Every lonely heart finds their one true love,
And there’s no more goodbye,
And no more not enough,
And there’s no more enemy (no more).
Heaven is a sweet, maple syrup kiss
And a thousand other little things I miss with her gone.
Heaven is the place where she takes my hand
And leads me to You,
And we both run into Your arms.
Oh God, I know, it’s so much more than I can dream.
It’s far beyond anything I can conceive.
So God, You know,
I’m trusting You until I see Heaven in the face of my little girl,
Heaven in the face of my little girl.
I have ashamedly admitted on this blog before how I never longed for heaven the way I long for heaven until my sweet Jason left this earth.

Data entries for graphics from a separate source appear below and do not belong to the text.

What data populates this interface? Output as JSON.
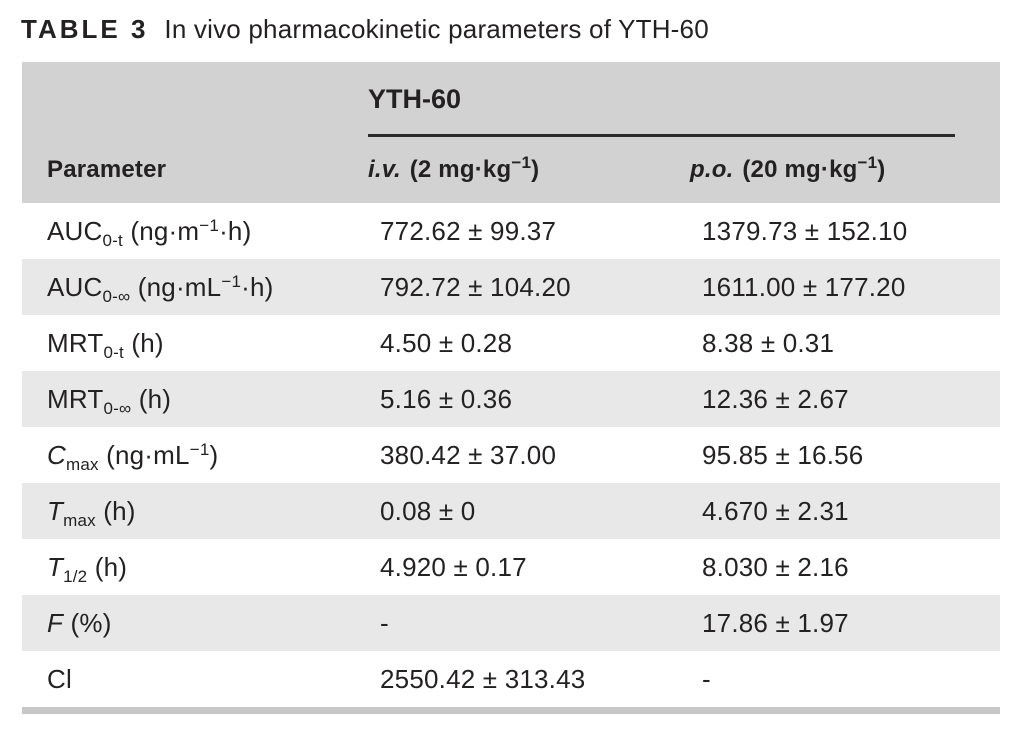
{
  "title": {
    "tag": "TABLE 3",
    "caption": "In vivo pharmacokinetic parameters of YTH-60"
  },
  "colors": {
    "header_bg": "#d2d2d2",
    "zebra_bg": "#e8e8e9",
    "bottom_bar": "#c7c7c8",
    "text": "#242122",
    "rule": "#2b2b2b"
  },
  "table": {
    "group_header": "YTH-60",
    "columns": {
      "parameter": "Parameter",
      "iv": [
        {
          "i": "i.v."
        },
        {
          "t": " (2 mg·kg"
        },
        {
          "sup": "−1"
        },
        {
          "t": ")"
        }
      ],
      "po": [
        {
          "i": "p.o."
        },
        {
          "t": " (20 mg·kg"
        },
        {
          "sup": "−1"
        },
        {
          "t": ")"
        }
      ]
    },
    "rows": [
      {
        "param": [
          {
            "t": "AUC"
          },
          {
            "sub": "0-t"
          },
          {
            "t": " (ng·m"
          },
          {
            "sup": "−1"
          },
          {
            "t": "·h)"
          }
        ],
        "iv": "772.62 ± 99.37",
        "po": "1379.73 ± 152.10"
      },
      {
        "param": [
          {
            "t": "AUC"
          },
          {
            "sub": "0-∞"
          },
          {
            "t": " (ng·mL"
          },
          {
            "sup": "−1"
          },
          {
            "t": "·h)"
          }
        ],
        "iv": "792.72 ± 104.20",
        "po": "1611.00 ± 177.20"
      },
      {
        "param": [
          {
            "t": "MRT"
          },
          {
            "sub": "0-t"
          },
          {
            "t": " (h)"
          }
        ],
        "iv": "4.50 ± 0.28",
        "po": "8.38 ± 0.31"
      },
      {
        "param": [
          {
            "t": "MRT"
          },
          {
            "sub": "0-∞"
          },
          {
            "t": " (h)"
          }
        ],
        "iv": "5.16 ± 0.36",
        "po": "12.36 ± 2.67"
      },
      {
        "param": [
          {
            "i": "C"
          },
          {
            "sub": "max"
          },
          {
            "t": " (ng·mL"
          },
          {
            "sup": "−1"
          },
          {
            "t": ")"
          }
        ],
        "iv": "380.42 ± 37.00",
        "po": "95.85 ± 16.56"
      },
      {
        "param": [
          {
            "i": "T"
          },
          {
            "sub": "max"
          },
          {
            "t": " (h)"
          }
        ],
        "iv": "0.08 ± 0",
        "po": "4.670 ± 2.31"
      },
      {
        "param": [
          {
            "i": "T"
          },
          {
            "sub": "1/2"
          },
          {
            "t": " (h)"
          }
        ],
        "iv": "4.920 ± 0.17",
        "po": "8.030 ± 2.16"
      },
      {
        "param": [
          {
            "i": "F"
          },
          {
            "t": " (%)"
          }
        ],
        "iv": "-",
        "po": "17.86 ± 1.97"
      },
      {
        "param": [
          {
            "t": "Cl"
          }
        ],
        "iv": "2550.42 ± 313.43",
        "po": "-"
      }
    ]
  }
}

Don't get me wrong, I am NOT ready to depart this earth as I have 3 precious children to raise and enjoy, but I don't fear heaven or hold on to this world as tightly as I did prior to July 12, 2008. Steven Curtis Chapman so beautifully described what heaven is to him right now. As he wrote, he knows heaven is so much more than any of us can comprehend. Our understanding of our glorious inheritance can't be fully understood until we see it for ourselves. I think, wait, let me rephrase that...I KNOW our God understands our heart when we long for those that have gone on before us. For He knows our inner most being...better than we know ourselves.
For me heaven IS seeing the face of Jesus and bowing down before Him in adoration, but it also is reuniting with Jason. It will also be the opportunity to see that smile of his and feel his giant arms embrace me once more. It will be a chance to see the way he looked at Anna Lea, Jon Brent and Ally so very lovingly. Oh...heaven will be that and SO much more. God, I continue to trust Your plan until Jason takes my hand again and leads me to You. The day will come...a promise I cling to each day. I am ready. Are you?